How do we focus on reality instead of overoptimising the future, while still not closing our eyes to opportunities?

These are not just the questions for newspapers. These are the questions for journalists, whether their aim is to revive their print newspapers or create successful online news sites or seek foundation support.

But we need to say that asking the question "how can we support and revitalize printed newspapers" does not simply brand you as a retrograde caveman but is in 2009 perhaps the most important question. It is not the only question. The 4 percent has its future and its own opportunities as well, but in 1959-60, "Stereo Action Unlimited" with totally separated left and right tracks was the next great thing. Some will always want the next thing and some will want to read about crosses in potatoes. Let's do something that works.

(Addendum: The always-on-point Alan Mutter notes here that newspapers' Web revenue is continuing to crater just like print. He might say that the most important question is, how can publishers come up with creative online sites that will draw ad revenue, given the secular trends against print ads?
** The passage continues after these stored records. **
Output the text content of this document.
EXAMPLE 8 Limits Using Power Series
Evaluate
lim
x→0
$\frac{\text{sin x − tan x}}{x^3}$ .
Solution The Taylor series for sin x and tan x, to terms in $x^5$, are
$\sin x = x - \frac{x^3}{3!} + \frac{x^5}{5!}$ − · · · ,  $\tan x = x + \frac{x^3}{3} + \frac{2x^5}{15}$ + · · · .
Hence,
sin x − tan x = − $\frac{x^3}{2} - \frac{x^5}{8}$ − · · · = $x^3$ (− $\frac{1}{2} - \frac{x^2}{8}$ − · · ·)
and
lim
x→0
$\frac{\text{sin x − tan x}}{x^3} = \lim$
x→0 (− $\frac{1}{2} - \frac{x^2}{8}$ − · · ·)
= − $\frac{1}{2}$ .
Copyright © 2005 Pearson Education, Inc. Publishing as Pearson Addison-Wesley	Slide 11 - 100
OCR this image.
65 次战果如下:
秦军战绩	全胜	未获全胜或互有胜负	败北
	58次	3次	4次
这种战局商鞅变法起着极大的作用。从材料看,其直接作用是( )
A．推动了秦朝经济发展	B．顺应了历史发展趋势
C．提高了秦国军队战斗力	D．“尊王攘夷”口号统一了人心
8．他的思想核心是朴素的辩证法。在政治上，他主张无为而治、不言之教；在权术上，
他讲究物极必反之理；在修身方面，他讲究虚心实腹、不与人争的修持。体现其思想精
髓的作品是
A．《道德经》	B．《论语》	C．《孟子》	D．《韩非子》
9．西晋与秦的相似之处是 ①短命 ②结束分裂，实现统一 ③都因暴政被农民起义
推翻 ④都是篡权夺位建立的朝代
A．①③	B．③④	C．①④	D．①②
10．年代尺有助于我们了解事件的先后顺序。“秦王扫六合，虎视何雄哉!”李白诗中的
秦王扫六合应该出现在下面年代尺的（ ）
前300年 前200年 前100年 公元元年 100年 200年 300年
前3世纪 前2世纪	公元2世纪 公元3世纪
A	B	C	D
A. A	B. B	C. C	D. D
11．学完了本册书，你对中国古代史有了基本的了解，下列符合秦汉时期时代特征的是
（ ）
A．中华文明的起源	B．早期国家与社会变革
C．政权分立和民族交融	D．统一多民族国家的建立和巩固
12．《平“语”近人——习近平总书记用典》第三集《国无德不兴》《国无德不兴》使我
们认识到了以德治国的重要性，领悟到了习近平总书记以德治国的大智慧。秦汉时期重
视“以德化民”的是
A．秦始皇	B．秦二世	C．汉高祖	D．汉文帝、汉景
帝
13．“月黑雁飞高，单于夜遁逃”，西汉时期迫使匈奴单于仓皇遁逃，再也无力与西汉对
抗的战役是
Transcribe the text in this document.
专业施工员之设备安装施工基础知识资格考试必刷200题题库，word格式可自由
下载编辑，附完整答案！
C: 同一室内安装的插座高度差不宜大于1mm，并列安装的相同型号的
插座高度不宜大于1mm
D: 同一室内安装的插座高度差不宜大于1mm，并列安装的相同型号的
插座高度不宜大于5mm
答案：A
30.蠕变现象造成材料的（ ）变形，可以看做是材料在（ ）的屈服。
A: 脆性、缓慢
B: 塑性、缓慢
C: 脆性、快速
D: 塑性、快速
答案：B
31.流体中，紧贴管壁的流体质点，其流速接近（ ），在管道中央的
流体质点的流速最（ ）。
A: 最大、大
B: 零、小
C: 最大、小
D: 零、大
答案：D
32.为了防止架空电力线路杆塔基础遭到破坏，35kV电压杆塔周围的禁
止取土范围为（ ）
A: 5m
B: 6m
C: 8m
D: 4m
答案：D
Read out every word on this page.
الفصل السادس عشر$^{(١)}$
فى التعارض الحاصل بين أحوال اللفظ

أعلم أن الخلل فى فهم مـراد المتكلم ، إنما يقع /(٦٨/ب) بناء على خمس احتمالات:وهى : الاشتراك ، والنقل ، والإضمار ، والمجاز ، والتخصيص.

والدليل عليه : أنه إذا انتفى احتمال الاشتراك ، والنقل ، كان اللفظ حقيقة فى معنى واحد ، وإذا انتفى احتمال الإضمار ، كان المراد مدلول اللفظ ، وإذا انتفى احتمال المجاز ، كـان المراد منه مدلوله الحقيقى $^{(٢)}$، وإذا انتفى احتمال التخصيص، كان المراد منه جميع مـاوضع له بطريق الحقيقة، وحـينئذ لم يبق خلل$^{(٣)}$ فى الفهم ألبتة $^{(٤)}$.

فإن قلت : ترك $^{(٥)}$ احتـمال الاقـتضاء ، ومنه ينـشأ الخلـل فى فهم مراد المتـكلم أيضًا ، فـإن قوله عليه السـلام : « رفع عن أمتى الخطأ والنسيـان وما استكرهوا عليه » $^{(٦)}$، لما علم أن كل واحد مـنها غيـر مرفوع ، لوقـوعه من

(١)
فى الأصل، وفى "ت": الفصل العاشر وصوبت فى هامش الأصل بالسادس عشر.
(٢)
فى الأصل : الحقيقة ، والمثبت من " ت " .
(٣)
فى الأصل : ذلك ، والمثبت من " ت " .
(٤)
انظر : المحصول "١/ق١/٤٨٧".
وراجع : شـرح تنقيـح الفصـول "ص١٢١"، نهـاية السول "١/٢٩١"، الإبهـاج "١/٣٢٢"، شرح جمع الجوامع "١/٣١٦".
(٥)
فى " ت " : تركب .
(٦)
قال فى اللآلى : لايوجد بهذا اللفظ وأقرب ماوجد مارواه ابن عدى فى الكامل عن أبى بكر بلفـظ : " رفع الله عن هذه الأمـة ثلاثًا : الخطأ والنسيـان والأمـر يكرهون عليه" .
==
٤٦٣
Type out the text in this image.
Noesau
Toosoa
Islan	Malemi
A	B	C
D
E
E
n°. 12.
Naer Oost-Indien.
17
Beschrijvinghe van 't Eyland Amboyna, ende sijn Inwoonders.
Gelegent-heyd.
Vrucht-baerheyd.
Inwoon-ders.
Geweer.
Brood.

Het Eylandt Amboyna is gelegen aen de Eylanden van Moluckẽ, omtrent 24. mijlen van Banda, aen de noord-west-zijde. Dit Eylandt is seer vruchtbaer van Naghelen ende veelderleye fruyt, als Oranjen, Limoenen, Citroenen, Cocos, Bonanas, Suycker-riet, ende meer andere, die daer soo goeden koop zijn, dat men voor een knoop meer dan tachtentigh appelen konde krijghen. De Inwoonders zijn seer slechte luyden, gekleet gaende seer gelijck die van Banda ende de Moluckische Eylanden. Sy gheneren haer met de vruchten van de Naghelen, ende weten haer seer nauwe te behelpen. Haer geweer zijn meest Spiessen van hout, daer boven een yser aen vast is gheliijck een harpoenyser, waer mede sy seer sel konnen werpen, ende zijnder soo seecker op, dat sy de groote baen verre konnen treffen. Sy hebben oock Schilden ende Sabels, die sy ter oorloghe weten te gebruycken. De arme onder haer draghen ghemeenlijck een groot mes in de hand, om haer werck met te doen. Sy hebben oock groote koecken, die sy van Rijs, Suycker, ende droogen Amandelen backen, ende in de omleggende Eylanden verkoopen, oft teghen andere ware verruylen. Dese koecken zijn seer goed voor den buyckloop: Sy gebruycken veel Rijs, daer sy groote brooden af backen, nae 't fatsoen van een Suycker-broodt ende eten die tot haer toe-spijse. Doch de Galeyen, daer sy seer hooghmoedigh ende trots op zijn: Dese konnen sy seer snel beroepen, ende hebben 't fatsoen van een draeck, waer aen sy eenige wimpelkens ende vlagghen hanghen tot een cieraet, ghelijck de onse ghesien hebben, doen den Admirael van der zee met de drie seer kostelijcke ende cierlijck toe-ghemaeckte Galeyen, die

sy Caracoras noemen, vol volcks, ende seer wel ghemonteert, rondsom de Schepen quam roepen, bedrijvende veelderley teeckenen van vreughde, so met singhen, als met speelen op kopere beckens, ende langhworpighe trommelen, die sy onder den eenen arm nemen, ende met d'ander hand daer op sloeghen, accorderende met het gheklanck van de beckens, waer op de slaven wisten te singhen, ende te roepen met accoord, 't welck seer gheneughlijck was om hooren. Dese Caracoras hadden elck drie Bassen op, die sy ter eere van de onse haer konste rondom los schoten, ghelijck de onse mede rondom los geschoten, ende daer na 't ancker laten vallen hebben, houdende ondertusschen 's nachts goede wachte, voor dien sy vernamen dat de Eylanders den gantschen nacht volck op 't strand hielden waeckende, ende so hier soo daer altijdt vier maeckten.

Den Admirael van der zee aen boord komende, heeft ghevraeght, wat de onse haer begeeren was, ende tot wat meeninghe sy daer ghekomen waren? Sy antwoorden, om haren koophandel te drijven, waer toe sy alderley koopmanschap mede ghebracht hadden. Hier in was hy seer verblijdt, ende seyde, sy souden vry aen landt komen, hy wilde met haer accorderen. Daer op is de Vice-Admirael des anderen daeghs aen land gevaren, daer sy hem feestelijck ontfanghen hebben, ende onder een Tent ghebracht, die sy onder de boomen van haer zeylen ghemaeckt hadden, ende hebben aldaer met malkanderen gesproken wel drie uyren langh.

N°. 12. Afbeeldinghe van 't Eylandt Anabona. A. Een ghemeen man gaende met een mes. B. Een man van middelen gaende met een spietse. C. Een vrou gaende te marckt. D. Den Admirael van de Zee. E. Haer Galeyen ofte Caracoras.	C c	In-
The challenge, he notes, "is for them to develop web and mobile venues that are less like newspapers and more like the interactive, viral and fun environments operated by their competitors." My own feeling is that newspaper companies, by their nature, have trouble with "viral" and are genetically predisposed against "fun," and that this might be a harder task than figuring out how to reposition print. But we would both agree, I think, that the idea of "publishing our newspapers on the Web" as the gate to the promised land is over and that the revival of the newspaper business depends on everyone recognizing this.)

2 comments:

Anonymous said...

I may be a statistical freak surrounded by statistical freaks, but - and this is not counting e-mails, social media sharing or otherwise linking to something - my fiancee and I browse the Web together nightly.

I'd say 90% of my spare-time Web browsing is with her, actually. News stories, shopping, videos, games, all together on her laptop while we watch TV or eat dinner for an hour or two a night.

This is something I've seen universally among married and cohabitating friends - entertainment on TV, news and commerce on a laptop, and a very frequent call of "hey honey, look at this."

So I’ll continue to disagree with those who say in effect, "I don’t see any Web sites being read by two or more people, therefore it rarely happens," at least until somebody does the equivalent research - equivalently thorough and frequently updated - into online reading habits.

More simply: It's not that couples and families read newspapers together, it's that couples and families do lots of things together - reading Web sites together is far less of a stretch than you make it sound.

Davisull said...

GG: You're absolutely right. Saying people don't browse the Web together is just as dismissive as saying people don't read the paper together.